Sapp, J. (2006). The Emerald Lizard. Em Rhinos & Raspberries: Tolerance Tales for the Early Grades (pp. 45-47). Disponível em: http://www.jeffsapp.com/jeffsapp.com/513_Four_files/R_R.pdf

 

Associado ao texto da Carta da Terra

 

Princípio 2b: Assumir que o aumento da liberdade, dos conhecimentos e do poder implica responsabilidade na promoção do bem comum.

 

Outras passagens que esta história ilustra

 

Preâmbulo: Responsabilidade Universal – Cada um compartilha da responsabilidade pelo presente e pelo futuro, pelo bem-estar da família humana e de todo o mundo dos seres vivos.

Princípio 9: Erradicar a pobreza como um imperativo ético, social e ambiental.

Princípio 9c: Reconhecer os ignorados, proteger os vulneráveis, servir aqueles que sofrem, e permitir-lhes desenvolver suas capacidades e alcançar suas aspirações.

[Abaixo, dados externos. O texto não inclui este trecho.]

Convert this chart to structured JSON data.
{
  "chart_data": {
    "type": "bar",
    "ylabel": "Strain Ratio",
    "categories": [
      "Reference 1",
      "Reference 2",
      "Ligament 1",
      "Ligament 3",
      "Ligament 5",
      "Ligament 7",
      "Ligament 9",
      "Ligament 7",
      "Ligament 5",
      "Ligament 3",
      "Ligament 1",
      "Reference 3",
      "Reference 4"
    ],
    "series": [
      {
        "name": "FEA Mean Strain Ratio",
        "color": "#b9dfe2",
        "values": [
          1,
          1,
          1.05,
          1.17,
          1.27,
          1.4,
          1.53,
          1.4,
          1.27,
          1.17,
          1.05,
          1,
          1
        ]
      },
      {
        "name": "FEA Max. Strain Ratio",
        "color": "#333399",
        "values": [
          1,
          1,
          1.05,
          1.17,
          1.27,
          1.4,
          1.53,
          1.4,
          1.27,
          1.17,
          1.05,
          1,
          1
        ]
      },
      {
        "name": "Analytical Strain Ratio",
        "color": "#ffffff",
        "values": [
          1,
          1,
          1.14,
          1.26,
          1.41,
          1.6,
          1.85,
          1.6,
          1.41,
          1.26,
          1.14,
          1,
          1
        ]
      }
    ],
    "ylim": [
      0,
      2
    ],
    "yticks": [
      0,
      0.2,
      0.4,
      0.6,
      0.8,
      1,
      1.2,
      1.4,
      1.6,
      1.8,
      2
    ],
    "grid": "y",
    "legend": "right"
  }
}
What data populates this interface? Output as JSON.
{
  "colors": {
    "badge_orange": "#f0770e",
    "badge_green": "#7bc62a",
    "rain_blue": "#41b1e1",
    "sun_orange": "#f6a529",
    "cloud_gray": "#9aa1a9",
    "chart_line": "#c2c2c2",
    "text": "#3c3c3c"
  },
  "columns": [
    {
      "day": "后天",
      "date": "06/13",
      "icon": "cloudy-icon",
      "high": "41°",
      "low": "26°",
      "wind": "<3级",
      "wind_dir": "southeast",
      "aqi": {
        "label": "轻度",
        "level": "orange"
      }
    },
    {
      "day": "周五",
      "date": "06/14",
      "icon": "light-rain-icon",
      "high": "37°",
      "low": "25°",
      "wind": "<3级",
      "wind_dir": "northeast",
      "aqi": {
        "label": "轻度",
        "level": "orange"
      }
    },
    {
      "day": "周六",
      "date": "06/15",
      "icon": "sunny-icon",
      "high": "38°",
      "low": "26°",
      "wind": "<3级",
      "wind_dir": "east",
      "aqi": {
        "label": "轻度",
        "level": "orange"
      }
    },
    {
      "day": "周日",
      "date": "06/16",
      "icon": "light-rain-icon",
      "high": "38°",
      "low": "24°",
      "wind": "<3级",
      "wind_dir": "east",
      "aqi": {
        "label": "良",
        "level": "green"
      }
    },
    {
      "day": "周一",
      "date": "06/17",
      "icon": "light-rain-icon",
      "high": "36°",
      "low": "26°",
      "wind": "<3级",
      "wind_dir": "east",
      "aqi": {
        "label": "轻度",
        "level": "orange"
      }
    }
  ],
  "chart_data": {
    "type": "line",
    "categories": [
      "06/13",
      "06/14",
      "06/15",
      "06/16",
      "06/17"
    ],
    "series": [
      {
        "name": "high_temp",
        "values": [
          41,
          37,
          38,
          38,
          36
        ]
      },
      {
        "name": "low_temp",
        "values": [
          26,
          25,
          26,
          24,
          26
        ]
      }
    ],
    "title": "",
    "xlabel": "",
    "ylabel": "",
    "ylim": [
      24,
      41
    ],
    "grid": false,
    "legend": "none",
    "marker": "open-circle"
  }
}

Princípio 12:  Defender, sem discriminação, os direitos de todas as pessoas a um ambiente natural e social, capaz de assegurar a dignidade humana, a saúde corporal e o bem-estar espiritual, concedendo especial atenção aos direitos dos povos indígenas e minorias.

Princípio 15: Tratar todos os seres vivos com respeito e consideração.